Mais aujourd'hui, 'Rhindel était occupé avec une jeune Héraut qui avait besoin de leçons particulières en vue de sa mission de Probation, aussi lui avait-il demandé de prendre en charge la petite nouvelle. Méra n'avait pas encore eu le loisir de la croiser, mais elle évitait autant que possible le réfectoire aux heures pleines et n'avait aucune raison de se rendre dans le Collegium directement. Sa chambre - pour le peu qu'elle l'habitait - se trouvait dans l'Aile des Hérauts et elle passait ses journées à la salle d'Armes. Ou derrière, parfois, dans les appartements du Maître d'Armes.

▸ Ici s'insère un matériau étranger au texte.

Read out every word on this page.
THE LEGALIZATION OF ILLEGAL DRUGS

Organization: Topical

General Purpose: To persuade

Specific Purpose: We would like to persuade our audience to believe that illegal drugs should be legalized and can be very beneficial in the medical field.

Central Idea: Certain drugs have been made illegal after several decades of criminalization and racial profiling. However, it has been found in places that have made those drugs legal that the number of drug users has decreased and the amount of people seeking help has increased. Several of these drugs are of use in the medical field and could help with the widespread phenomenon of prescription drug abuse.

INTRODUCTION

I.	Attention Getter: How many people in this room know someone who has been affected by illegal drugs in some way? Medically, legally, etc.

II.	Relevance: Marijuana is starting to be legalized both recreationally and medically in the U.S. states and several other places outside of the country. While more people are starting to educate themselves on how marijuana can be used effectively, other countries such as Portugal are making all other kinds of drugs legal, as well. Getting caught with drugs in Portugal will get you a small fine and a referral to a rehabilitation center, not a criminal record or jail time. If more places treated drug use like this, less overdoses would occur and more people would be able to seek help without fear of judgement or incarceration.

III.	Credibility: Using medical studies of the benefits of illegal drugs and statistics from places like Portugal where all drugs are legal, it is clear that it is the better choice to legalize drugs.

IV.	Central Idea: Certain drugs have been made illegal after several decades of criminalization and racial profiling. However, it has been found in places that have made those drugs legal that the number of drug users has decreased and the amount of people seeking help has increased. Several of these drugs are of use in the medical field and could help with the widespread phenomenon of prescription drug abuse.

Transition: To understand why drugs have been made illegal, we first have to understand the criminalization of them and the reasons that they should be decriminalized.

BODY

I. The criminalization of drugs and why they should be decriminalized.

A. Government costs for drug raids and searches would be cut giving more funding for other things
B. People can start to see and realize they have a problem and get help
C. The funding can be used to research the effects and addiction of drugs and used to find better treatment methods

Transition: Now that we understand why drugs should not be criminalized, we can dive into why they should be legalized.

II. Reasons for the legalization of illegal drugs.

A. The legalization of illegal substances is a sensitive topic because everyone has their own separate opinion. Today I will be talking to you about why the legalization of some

On l'avait avertie que Dyalwen était une jeune noble et qu'il n'était que peu probable qu'elle ait un jour tenu dans ses mains quelque chose de plus mortel qu'une aiguille à coudre. Mais Méra avait coutume de dire que même une aiguille pouvait se révéler une arme mortelle, dans des mains expertes. Et aujourd'hui il s'agissait surtout de voir si le cas de Dyalwen était désespéré, et si oui, à quel point.

Alors qu'elle regardait les manœuvres de deux soldats, visiblement adeptes de la technique consistant à foncer dans le tas sans réfléchir, une petite voix timide l'appela. Méra se retourna et accueillit la nouvelle venue d'un large sourire.

«Bienvenue à toi, Dyalwen! J'espère que ça ne t'embête pas trop de devoir te contenter de la seconde, mais 'Rhindel est occupé pour la journée et il était hors de question de retarder encore ta formation aux armes.»

Comme à son habitude, Méra parlait fort, d'une voix enjouée, sans se soucier le moins du monde des gens qui l'entouraient.

«Alors, j'imagine que comme tu es noble, on ne t'a jamais laissé toucher autre chose qu'une aiguille à broder? Ou bien ta famille est-elle moins bête que d'autres?»

Elle fit signe à la jeune fille de la suivre jusqu'à un râtelier d'armes d'entraînement. Celui-ci contenait une grande variété d'armes en bois, de toutes tailles et de sortes.

«Alors, quelques questions pour que je puisse un peu te cerner. J'ai cru comprendre que tu montais parfaitement à cheval, ça veut dire que tu n'es pas totalement ramollie! Certaines nobles ont l'air d'ignorer qu'elles ont le droit d'utiliser leur corps autrement que comme ornement! Est-ce que tu danses aussi? Sais-tu encore faire la roue? Es-tu capable de marcher le long d'une poutre sans tomber? Ah... encore une chose.» Elle baissa la voix. «As-tu tes menstrues en ce moment? Si oui, il faut me prévenir!»

Dyalwen de Bordebure:
Lorsque la Héraut pivota sur elle-même pour lui faire face, Dyalwen se sentit un brin soulagée. Déjà, elle ne s’était pas trompée d’interlocutrice, ça aurait pu être pire. Même si, bon, il n’y avait pas d’autre Héraut visible dans le coin, donc l’erreur était peu probable. Le sourire de la Blanche, son enthousiasme et sa frêle apparence étaient plutôt rassurants également. Au moins, elle n’avait pas la carrure d’une armoire à glace ni l’aspect austère de Grand-père. La rouquine ne contenta donc de secouer la tête en signe de dénégation à la question rhétorique de Méra. Clairement, non, ça ne la dérangeait pas de devoir se « contenter » de la seconde du Maître d’armes. En fait, pour le moment, ça lui allait même très bien.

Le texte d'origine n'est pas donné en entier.